Enter the mock client app. A few hours later I had bootstrapped a companion AngularJS app, built on the BAMF Stack, that queried the Express app and drew the data roughly in the manner needed for the designs. Immediately this brought to our attention several places where logic could be streamlined and more modular, it also brought many keys further up into the content model structure so that apps could perform fewer if then checks and rely more on switches or directives.

Building a Kill Switch for Client App Builds

We’ve run into interesting situations caused by client apps being very difficult to roll back, particularly iOS. And so we came up with an API solution where we can disable specific builds in case there are issues and force users to upgrade.

Store a Lot of Information on the Server

Coming from a web first mentality this makes sense because by default you send everything from the server, so you don’t even think about how painless it is to update your code and fix bugs on the fly, etc. But when you are building Roku apps, Android TV, and iOS for example, you have to be really intentional about this.
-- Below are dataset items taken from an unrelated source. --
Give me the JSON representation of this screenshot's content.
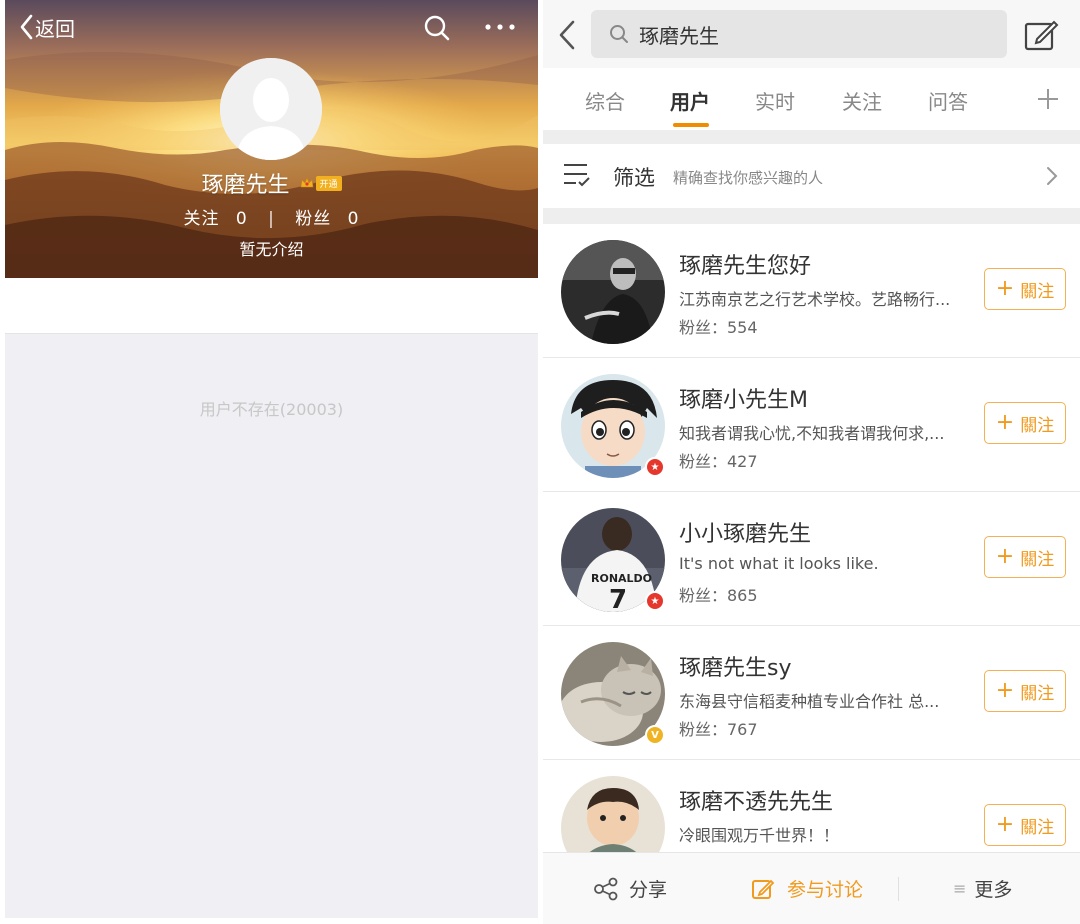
{
  "left": {
    "back_label": "返回",
    "profile": {
      "name": "琢磨先生",
      "vip_tag": "开通",
      "follow_label": "关注",
      "follow_count": "0",
      "stat_separator": "|",
      "fans_label": "粉丝",
      "fans_count": "0",
      "intro": "暂无介绍"
    },
    "error_message": "用户不存在(20003)"
  },
  "right": {
    "search_query": "琢磨先生",
    "tabs": [
      {
        "label": "综合",
        "active": false
      },
      {
        "label": "用户",
        "active": true
      },
      {
        "label": "实时",
        "active": false
      },
      {
        "label": "关注",
        "active": false
      },
      {
        "label": "问答",
        "active": false
      }
    ],
    "filter": {
      "label": "筛选",
      "hint": "精确查找你感兴趣的人"
    },
    "follow_label": "關注",
    "users": [
      {
        "name": "琢磨先生您好",
        "desc": "江苏南京艺之行艺术学校。艺路畅行...",
        "fans": "粉丝：554",
        "badge": ""
      },
      {
        "name": "琢磨小先生M",
        "desc": "知我者谓我心忧,不知我者谓我何求,...",
        "fans": "粉丝：427",
        "badge": "red"
      },
      {
        "name": "小小琢磨先生",
        "desc": "It's not what it looks like.",
        "fans": "粉丝：865",
        "badge": "red"
      },
      {
        "name": "琢磨先生sy",
        "desc": "东海县守信稻麦种植专业合作社 总...",
        "fans": "粉丝：767",
        "badge": "gold"
      },
      {
        "name": "琢磨不透先先生",
        "desc": "冷眼围观万千世界！！",
        "fans": "",
        "badge": ""
      }
    ],
    "bottom": {
      "share": "分享",
      "discuss": "参与讨论",
      "more": "更多"
    },
    "colors": {
      "accent": "#f18b00",
      "follow_border": "#f3b054",
      "badge_red": "#e5372c",
      "badge_gold": "#f0b323"
    }
  }
}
What we decided to do was to manage all of our client app layouts and static variables from the API. Given that these things don’t change terribly frequently it meant that we did not have too much logic to build on the server but could still give ourselves an intense amount of flexibility to change things across our apps without deploying new builds.

Documentation with Swagger in YAML

We’ve just started this and honestly if I go to make another API I might just start with a YAML api mocking tool like Apiary and get it out of the way as I build. Either way, from a design perspective I found that building sample apps for both the server side and the client side were extremely helpful in generating vast amounts of mock data, and validating the output against a real life use case. We’re using Swagger to build out standalone documentation for our half dozen developer teams and I think they’ll be very pleased when the rest of them get onboarded later this year.